My heart was beating as fast as…..well as something really fast, but my initial three steps backward were so slow that I could have tricked the motion detectors in that really tense scene in the first Mission Impossible movie. After that I sprinted back whence I came as fast as….damn I’m no good with similes tonight. Needless to say I ran like man who fears for his life.
My initial hope had been to find a way back to the parking lot area by wandering aimlessly in the wilderness like a fool. My near-death at the fangs of my mortal enemy the water moccasin had opened my eyes to the fact that the only way for me to return to where I came would be to ascend the mountain once again and get to the very top where I could regain the trail. When I reached the top I ran into an outdoors-ey nature type hiker lady who helped me to identify the snake as a water moccasin and accompanied me while I followed the trail back to the parking lot area.
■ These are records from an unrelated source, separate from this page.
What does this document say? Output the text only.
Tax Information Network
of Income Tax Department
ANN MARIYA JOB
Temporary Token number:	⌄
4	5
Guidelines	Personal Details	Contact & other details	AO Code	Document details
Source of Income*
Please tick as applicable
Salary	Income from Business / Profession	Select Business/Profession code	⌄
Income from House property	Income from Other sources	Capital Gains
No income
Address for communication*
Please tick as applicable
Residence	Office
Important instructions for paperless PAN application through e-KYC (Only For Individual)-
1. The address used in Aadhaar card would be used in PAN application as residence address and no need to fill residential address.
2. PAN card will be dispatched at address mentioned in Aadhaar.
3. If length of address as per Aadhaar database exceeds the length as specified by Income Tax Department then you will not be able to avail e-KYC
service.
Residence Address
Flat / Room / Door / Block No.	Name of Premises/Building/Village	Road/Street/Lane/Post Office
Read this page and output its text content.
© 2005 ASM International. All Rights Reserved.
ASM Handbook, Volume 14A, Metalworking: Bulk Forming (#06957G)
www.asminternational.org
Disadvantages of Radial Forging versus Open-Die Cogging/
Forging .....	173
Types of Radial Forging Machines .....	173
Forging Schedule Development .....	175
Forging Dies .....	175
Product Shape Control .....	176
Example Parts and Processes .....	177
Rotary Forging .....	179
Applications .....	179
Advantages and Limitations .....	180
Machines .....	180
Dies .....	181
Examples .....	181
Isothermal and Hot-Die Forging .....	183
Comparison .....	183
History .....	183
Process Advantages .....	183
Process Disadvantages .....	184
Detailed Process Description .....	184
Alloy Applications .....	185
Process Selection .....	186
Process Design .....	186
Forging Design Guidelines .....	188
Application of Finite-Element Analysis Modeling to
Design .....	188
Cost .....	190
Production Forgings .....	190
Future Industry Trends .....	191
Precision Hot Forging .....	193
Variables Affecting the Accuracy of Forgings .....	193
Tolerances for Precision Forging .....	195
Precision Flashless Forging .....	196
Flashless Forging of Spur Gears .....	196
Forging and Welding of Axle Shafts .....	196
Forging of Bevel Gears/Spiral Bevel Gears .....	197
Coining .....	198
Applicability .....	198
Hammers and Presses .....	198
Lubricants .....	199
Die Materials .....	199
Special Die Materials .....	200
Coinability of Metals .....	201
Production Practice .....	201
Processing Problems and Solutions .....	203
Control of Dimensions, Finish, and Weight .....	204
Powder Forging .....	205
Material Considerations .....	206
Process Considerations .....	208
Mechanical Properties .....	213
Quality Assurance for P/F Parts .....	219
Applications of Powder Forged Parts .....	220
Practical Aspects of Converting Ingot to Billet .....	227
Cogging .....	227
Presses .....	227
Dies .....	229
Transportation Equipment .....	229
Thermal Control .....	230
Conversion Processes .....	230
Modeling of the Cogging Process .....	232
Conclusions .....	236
I was just getting to the bottom of the mountain when I encountered my friend’s mother who had only just then begun to re-hike the mountain to search for me. It is a telling fact about this story that I was gone for over five hours before the search for me had even begun, and it was my friend’s mother, and not my girlfriend or friends who went to look for me. I was in a sad emotional state, sweaty, exhausted, weak, terrified, and crying when I finally got back into the car. No one had really been worried about me.